В положении о Главлите было записано, что Главлит обязан не пропускать в открытую печать сведения, составляющие государственную или иную охраняемую законом тайну и сведения, дезинформирующие общественное мнение. Вот под сведения, дезинформирующие общественное мнение, можно было подвести любой материал и снять все, что считали нужным. Поэтому никаких специальных списков не было никогда. У нас была плановая экономика, значит, никаких произведений о рыночной экономике быть не должно. Мы были поклонниками материалистической философии, поэтому никакой идеалистической философии, никакого Фрейда не было и быть не могло. В области искусства, в живописи у нас был социалистический реализм, и вся эта заумь: Дали, Пикассо и др. — не приветствовались. То же самое в литературе: был один единственный стиль, принятый в нашей литературе — социалистический реализм. Все, что под него не подходило — вычеркивалось. Конечно, в реальности все намного сложнее. Но схема такая.

Были и общие принципы.  Один из них — не надо дразнить гусей. Например, если бы в то время появилась на телевидении реклама типа: «Вы еще не были на Азорских островах? Так что же вы сидите, бегите, покупайте билет и путевку», — конечно, она никогда бы не прошла, хотя политики здесь нет. Но у человека едва хватает денег на профсоюзный дом отдыха на тот месяц отпуска, который он имеет, и нечего его дразнить Азорскими островами. То же самое, не надо рассказывать о производстве, где работнику платят не 200 рублей, а 5000. Наверное, на каком-то участке это было возможно. Но во всем народном хозяйстве — нет. А если допустить такие выбросы, то начнется общее недовольство. Поэтому подобного рода материал закрывался, чтобы не раздражать людей.

Советский человек должен быть информирован настолько, насколько считает это достаточным и возможным государство

Почему  не обнародовались сведения об падениях самолетов, о железнодорожных катастрофах, пожарах и т.д.?

Это еще один принцип. А зачем? Уже сделать ничего нельзя. Люди погибли, их не оживишь. А разговаривать о том, что самолет был неисправный, что самолеты этой серии, предположим, недостаточно надежны — зачем это нужно?

Чтобы люди знали.

Тоталитарные общества не очень заинтересованы в том, чтобы его члены были уж очень информированы. Они должны быть информированы настолько, насколько считает это достаточным и возможным государство. Это принцип тоталитарного государства.

То есть только государство решает, что мы должны знать. И это работало?
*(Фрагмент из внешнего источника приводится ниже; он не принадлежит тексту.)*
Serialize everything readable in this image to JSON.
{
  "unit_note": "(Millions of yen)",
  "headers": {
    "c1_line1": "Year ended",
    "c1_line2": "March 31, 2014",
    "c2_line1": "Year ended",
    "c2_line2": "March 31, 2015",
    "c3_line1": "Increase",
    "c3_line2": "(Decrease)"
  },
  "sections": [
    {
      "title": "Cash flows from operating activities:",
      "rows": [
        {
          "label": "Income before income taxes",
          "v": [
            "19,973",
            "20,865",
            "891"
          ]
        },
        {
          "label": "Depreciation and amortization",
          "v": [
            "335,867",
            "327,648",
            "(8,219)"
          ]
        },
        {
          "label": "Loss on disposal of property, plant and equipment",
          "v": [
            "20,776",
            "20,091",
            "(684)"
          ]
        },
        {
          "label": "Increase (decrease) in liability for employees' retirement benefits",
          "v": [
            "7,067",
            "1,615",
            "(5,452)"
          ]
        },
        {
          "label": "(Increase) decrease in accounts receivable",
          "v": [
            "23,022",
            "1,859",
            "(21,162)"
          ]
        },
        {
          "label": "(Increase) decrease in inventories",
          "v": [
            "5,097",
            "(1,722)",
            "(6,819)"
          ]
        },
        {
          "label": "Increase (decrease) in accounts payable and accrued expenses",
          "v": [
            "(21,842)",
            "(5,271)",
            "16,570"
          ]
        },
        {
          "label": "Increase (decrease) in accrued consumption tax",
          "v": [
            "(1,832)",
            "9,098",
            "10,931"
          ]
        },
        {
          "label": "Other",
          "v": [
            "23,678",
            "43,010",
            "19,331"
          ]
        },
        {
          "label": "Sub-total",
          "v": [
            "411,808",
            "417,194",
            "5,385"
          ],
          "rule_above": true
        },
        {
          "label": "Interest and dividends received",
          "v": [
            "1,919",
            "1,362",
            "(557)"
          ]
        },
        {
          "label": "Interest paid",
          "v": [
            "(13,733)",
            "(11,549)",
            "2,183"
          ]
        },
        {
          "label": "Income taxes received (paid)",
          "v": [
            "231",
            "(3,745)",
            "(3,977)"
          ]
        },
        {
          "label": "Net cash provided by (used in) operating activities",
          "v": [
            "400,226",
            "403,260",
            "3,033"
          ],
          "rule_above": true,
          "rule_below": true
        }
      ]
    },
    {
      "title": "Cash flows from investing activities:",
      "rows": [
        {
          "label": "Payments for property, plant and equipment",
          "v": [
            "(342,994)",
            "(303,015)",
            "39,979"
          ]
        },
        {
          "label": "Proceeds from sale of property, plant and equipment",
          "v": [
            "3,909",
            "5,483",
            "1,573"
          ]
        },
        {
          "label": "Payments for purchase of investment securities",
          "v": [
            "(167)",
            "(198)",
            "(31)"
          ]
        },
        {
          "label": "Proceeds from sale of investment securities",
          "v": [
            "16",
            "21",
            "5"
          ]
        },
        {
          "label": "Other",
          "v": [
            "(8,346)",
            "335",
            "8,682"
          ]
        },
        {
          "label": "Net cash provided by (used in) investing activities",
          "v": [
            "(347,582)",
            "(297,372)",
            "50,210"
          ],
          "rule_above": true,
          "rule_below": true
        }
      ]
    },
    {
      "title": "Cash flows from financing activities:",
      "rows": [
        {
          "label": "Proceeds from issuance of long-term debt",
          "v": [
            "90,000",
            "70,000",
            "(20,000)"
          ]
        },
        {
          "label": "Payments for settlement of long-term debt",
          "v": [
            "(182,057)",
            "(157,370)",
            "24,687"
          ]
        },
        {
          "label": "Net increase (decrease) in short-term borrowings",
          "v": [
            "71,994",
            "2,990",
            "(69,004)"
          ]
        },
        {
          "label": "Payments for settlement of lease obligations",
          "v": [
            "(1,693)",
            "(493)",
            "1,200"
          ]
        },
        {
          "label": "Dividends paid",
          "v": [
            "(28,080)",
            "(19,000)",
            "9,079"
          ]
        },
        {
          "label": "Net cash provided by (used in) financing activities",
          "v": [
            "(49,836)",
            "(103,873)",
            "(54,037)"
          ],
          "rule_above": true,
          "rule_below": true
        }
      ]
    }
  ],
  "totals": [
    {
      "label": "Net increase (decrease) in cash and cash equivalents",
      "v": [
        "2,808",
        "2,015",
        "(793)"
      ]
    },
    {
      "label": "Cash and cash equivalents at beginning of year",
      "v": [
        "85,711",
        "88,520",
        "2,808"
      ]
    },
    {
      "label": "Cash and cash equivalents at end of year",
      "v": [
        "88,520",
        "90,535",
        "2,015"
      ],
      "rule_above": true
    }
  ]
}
Очень хорошо работало. Он первый раз дал сбой во время чернобыльских событий. А до этого он действовал великолепно. Даже такие крупные события, как расстрел демонстрации в Новочеркасске, большой огласки в стране не имели. Так, слышали, что где-то какие-то волнения произошли. Точно никто не знал ни сколько убитых, ни сколько участвовало в этом деле. Первый раз этот принцип дал сбой во время чернобыльской аварии, когда цензура уже не действовала в полную мощь. А так он очень хорошо действовал, он себя оправдывал полностью.

А как этот принцип действовал — люди были спокойнее?

Да, да. Во многом благодаря этому. Но не только. Принимались какие-то меры. Предположим, волнения в городе произошли из-за того, что не хватает продовольствия. Сведения об этом перекрываются, но в то же время партийные органы занимаются проблемой: туда подвозят продовольствие, товары. Положение исправляют на месте. Но чтобы не было брожения в других регионах, этим занимался цензурный комитет.

Запрещенный Чернобыль

Чернобыльские события — Главлит этим занимался?

Конечно. Была создана комиссия по ликвидации последствий аварии. Возглавлял ее зампред Совета министров <Борис> Щербина, он курировал все атомные дела. И любой материал мог пойти на радио, в газеты, на телевидение только с разрешения этой комиссии. То есть цензура генерально ограничила все материалы по чернобыльской аварии.

Щербина вскоре умер, он был сильно облучен. А пока был жив, хотите дать материал —обращайтесь к Щербине. Завизирует он материал — мы пропустим, если нет — нет. Но закрывать материалы по Чернобылю удавалось полгода. Это ведь был 86-й год. Стали обращаться к Горбачеву. Он разрешал какие-то материалы. Например, вышла пьеса «Черный саркофаг». После чего мы заявили, что не имеем возможности дальше сдерживать информацию.

Сколько нежелательных материалов прошло в нашей литературе и периодике, столько было неприятностей у цензуры

 

Были ли у вас разногласия с вышестоящими товарищами?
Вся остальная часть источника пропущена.